If another NMI goes off, it will skip the storage part (and skip blowing
away all the data from the original NMI). And it will load the host
context, and jump again to the NMI handler. This time, we jump back and
try to restore again. We don't jump back to the the previous restore,
since we don't need to. We just keep trying to restore until we succeed
before another NMI goes off.

Once the everything is back to normal, and we have a return code set,
we clear the nmi flag and do a iretq back to the original code that was
interrupted by the original NMI.


Debug:
=====

We've added lots of debugging features to make it easier to debug.
hypervisor.S is loaded with print to serial code.
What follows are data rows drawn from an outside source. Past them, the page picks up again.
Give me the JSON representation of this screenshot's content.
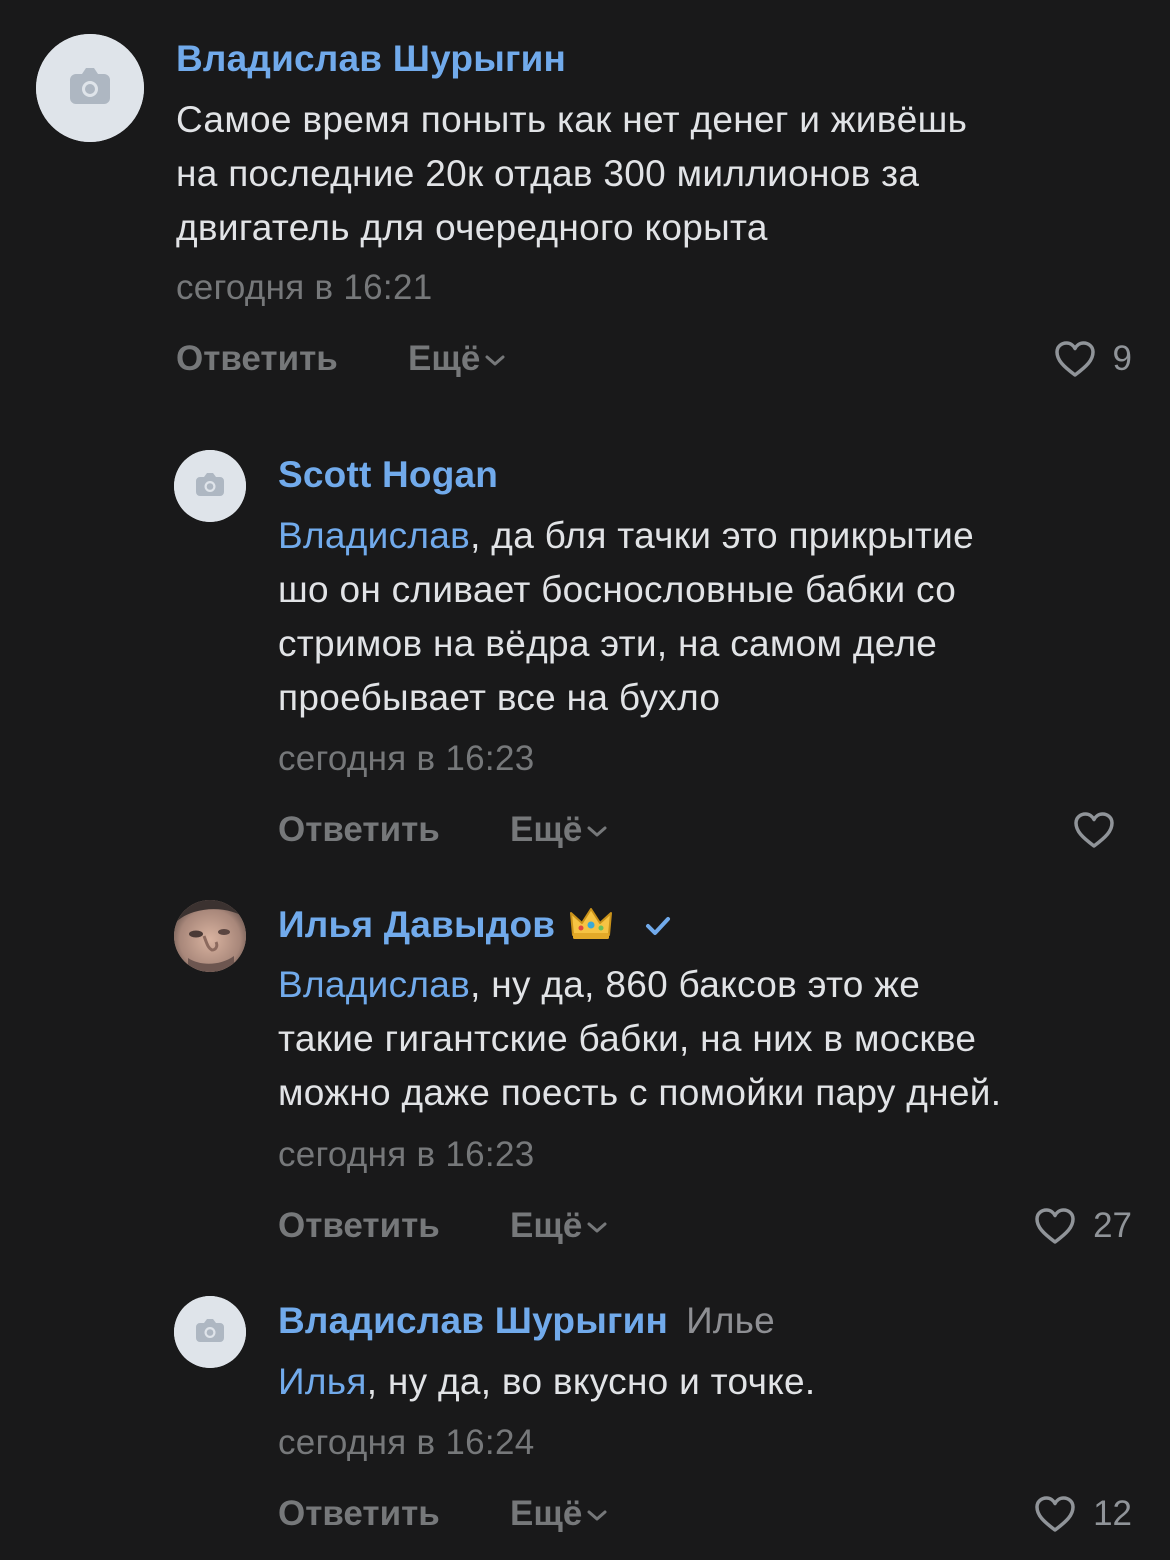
{
  "comments": [
    {
      "author": "Владислав Шурыгин",
      "reply_to": "",
      "mention": "",
      "lines": [
        "Самое время поныть как нет денег и живёшь",
        "на последние 20к отдав 300 миллионов за",
        "двигатель для очередного корыта"
      ],
      "time": "сегодня в 16:21",
      "reply_label": "Ответить",
      "more_label": "Ещё",
      "likes": "9",
      "avatar": "camera-placeholder"
    },
    {
      "author": "Scott Hogan",
      "reply_to": "",
      "mention": "Владислав",
      "lines": [
        ", да бля тачки это прикрытие",
        "шо он сливает боснословные бабки со",
        "стримов на вёдра эти, на самом деле",
        "проебывает все на бухло"
      ],
      "time": "сегодня в 16:23",
      "reply_label": "Ответить",
      "more_label": "Ещё",
      "likes": "",
      "avatar": "camera-placeholder"
    },
    {
      "author": "Илья Давыдов",
      "reply_to": "",
      "mention": "Владислав",
      "lines": [
        ", ну да, 860 баксов это же",
        "такие гигантские бабки, на них в москве",
        "можно даже поесть с помойки пару дней."
      ],
      "time": "сегодня в 16:23",
      "reply_label": "Ответить",
      "more_label": "Ещё",
      "likes": "27",
      "avatar": "user-photo",
      "badges": [
        "crown-emoji",
        "verified-check-icon"
      ]
    },
    {
      "author": "Владислав Шурыгин",
      "reply_to": "Илье",
      "mention": "Илья",
      "lines": [
        ", ну да, во вкусно и точке."
      ],
      "time": "сегодня в 16:24",
      "reply_label": "Ответить",
      "more_label": "Ещё",
      "likes": "12",
      "avatar": "camera-placeholder"
    }
  ],
  "colors": {
    "background": "#19191a",
    "link": "#71aaeb",
    "text": "#e1e3e6",
    "secondary": "#76787a"
  }
}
Be careful,
the output of hex numbers are backwards. So if you do a 
PRINT_QUAD(%rax), and %rax has in it 0x12345, you will get
54321 out of the serial. It's just easier that way (code wise).
The macros with a 'S_' prefix will store the regs used on the
stack, but that's not always good, since most of the hypervisor
code, does not have a usable stack.

Page tables. There's functions in lguest_debug.c that allows for
dumping out either the guest page tables, or host page tables.

kill_guest(linfo) - is just like i386 kill_guest and takes the
lguest_guest_info pointer as input.

kill_guest_dump(vcpu) - when possible, use the vcpu version,
since this will also dump to host printk, the regs of the guest
as well as a guest back trace. Which can be really usefull.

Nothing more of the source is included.